The official breakaway followed a Jerusalem gathering in June of conservative Anglican leaders representing half of the world's 77 million Anglicans, who called for a new Anglican body in North America as part of a declaration of faith.
Archbishop Williams has indicated that he will not recognize the new province anytime soon, and throughout the controversy he has sought compromise between the two sides. To become their own official province, the breakaway churches, according to Canterbury's position, must go through an extensive process that typically takes years. Leaders of the movement plan to submit a formal proposal to become the 39th Anglican province at a January meeting in Alexandria, Egypt.

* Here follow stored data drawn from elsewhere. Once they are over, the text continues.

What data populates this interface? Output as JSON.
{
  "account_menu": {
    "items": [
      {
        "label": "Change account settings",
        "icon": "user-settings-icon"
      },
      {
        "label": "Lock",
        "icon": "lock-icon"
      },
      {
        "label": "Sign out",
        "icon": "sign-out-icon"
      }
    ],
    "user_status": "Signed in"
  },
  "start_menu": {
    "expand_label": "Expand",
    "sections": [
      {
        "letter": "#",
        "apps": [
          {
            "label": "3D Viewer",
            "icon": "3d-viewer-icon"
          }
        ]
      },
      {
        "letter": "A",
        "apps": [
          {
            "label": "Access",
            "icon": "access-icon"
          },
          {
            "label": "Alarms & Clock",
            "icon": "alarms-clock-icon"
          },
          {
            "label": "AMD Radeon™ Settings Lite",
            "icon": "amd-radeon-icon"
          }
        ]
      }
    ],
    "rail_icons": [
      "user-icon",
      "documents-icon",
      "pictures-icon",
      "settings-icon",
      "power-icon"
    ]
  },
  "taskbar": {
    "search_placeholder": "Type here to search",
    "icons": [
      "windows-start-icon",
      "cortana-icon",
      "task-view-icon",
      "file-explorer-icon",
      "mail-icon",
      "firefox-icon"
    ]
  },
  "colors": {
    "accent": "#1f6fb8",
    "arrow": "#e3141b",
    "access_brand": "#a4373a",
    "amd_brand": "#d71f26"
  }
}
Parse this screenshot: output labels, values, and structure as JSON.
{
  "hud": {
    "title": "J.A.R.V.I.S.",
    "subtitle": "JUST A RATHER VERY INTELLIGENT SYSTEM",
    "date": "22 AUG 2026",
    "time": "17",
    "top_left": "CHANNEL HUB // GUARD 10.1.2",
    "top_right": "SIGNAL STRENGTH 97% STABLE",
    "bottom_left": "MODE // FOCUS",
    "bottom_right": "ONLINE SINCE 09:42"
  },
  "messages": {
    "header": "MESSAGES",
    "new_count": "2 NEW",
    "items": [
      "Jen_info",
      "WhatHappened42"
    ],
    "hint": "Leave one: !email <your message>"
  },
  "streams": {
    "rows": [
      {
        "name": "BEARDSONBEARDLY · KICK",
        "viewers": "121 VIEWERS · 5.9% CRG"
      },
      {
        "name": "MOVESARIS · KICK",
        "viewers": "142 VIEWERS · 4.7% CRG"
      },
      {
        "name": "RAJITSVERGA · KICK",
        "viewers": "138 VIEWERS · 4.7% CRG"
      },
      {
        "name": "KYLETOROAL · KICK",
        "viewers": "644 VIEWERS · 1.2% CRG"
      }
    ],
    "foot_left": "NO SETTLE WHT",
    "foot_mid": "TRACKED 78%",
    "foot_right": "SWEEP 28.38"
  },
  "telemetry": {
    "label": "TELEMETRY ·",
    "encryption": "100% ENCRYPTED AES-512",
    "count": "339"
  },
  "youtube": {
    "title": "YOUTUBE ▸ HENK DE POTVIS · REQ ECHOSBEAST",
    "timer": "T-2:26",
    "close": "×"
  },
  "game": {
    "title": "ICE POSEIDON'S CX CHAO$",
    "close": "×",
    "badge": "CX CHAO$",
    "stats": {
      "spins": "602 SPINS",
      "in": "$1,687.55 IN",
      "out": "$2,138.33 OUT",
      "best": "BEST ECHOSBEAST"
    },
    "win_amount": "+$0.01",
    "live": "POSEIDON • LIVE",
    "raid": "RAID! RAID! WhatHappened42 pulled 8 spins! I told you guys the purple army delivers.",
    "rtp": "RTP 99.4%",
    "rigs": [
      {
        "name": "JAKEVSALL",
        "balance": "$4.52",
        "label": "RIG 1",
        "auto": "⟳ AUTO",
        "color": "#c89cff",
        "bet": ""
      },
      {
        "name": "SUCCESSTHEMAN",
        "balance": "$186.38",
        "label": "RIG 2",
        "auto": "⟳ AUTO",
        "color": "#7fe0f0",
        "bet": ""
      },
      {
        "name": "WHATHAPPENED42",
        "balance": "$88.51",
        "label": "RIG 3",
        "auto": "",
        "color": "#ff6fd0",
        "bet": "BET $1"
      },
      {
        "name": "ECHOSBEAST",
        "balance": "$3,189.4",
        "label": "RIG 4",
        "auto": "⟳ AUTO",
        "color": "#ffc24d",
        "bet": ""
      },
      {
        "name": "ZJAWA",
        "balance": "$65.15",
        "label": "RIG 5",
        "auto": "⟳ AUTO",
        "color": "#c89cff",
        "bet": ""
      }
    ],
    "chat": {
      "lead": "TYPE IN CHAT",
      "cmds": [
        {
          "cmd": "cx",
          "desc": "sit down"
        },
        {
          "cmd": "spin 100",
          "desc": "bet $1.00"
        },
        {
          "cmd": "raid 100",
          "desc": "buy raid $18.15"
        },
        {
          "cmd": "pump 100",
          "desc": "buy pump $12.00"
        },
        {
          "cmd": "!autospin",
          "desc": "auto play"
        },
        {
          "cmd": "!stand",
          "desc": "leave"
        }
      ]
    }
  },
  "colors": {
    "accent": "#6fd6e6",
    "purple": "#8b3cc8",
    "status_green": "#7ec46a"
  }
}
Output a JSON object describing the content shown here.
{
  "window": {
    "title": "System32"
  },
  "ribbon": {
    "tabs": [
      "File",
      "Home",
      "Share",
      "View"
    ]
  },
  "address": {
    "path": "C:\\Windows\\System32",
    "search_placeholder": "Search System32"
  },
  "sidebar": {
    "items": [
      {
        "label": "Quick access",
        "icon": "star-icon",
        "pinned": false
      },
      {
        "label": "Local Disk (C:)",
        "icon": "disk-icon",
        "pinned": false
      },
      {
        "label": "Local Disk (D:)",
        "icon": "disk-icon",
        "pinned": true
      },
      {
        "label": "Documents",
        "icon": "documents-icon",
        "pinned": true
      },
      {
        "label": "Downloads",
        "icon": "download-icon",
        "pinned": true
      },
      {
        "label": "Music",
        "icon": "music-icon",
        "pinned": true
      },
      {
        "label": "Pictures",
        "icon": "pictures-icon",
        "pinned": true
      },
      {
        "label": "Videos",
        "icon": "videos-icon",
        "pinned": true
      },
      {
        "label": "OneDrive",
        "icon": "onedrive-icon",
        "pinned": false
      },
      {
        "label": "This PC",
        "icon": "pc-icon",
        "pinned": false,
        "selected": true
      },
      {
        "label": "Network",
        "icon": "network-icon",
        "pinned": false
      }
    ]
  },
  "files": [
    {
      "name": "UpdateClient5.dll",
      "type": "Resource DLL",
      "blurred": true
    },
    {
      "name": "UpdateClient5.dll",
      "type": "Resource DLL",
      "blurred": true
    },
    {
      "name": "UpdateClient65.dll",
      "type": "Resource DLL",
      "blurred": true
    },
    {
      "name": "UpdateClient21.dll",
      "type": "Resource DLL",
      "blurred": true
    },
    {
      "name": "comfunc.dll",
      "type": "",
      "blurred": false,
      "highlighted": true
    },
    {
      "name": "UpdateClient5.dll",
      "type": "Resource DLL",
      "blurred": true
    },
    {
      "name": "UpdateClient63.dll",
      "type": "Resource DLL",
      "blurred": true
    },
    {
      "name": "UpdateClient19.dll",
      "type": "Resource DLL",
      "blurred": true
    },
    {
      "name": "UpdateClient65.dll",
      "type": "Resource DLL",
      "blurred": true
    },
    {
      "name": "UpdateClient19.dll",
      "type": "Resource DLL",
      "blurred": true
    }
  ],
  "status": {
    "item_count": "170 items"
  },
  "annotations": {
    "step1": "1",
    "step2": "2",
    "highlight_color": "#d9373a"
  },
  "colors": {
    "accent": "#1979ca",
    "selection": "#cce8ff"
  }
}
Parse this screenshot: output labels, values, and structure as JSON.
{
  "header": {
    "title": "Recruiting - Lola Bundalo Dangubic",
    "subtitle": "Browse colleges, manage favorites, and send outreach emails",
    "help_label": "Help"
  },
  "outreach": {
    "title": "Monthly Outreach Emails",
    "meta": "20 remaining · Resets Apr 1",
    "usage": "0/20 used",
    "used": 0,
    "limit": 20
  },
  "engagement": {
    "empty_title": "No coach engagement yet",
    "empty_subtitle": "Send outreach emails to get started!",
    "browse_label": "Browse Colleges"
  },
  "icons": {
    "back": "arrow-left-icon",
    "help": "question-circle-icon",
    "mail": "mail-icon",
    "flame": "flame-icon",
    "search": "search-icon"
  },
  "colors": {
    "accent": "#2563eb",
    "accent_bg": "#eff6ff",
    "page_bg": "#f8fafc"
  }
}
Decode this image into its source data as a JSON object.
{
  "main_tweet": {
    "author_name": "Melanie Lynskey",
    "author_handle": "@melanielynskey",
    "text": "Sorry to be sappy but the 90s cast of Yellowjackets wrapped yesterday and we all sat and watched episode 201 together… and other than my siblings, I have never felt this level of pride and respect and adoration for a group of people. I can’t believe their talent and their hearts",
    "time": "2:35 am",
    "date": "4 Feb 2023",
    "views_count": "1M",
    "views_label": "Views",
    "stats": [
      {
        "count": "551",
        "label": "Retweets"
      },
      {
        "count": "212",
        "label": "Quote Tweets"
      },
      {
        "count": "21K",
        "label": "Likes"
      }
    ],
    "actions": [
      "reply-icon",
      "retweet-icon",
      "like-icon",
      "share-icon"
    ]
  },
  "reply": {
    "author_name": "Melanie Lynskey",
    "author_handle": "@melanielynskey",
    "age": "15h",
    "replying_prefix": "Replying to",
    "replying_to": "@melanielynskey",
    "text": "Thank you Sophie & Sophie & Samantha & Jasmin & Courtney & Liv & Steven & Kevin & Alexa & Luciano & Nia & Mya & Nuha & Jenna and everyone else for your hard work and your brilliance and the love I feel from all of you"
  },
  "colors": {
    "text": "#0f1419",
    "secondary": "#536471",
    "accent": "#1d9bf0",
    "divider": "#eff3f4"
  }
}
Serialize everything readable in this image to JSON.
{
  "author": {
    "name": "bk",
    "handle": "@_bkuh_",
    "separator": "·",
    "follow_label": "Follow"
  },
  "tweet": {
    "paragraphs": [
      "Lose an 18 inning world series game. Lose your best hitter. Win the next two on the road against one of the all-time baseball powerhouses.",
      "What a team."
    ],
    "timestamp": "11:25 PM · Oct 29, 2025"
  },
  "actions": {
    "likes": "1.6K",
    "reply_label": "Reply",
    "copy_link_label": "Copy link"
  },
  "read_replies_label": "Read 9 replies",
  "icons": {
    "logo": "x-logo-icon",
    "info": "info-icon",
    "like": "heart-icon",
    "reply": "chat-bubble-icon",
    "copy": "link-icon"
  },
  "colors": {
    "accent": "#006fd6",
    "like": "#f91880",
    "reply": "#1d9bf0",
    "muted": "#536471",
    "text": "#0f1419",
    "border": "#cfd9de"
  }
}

While the Anglican dissenters say their position arises from their commitment to an orthodox interpretation of the Bible, mainstream Episcopalians say these churches are simply intolerant.
"They are trying to fly under the banner of theological orthodoxy," Jim Naughton of the Episcopal Church told The Times of London. "Really, they are just anti-gay."
The five primates who met with the archbishop of Canterbury Friday were Archbishop Peter Akinola of Nigeria, Archbishop Benjamin Nzimbi of Kenya, Archbishop Emmanuel Kolini of Rwanda, Archbishop Henry Orombi of Uganda, and Bishop Gregory Venables of the Southern Cone, or South America. The five said they were seeking the unity of the church, which is why North American Anglican churches say they desire to add a province instead of breaking away from the church entirely. But having two provinces for the same geographic region would change the traditional governing structure of the Anglican Communion and set a precedent for other regions facing similar concerns about orthodoxy.
The Associated Press contributed to this report.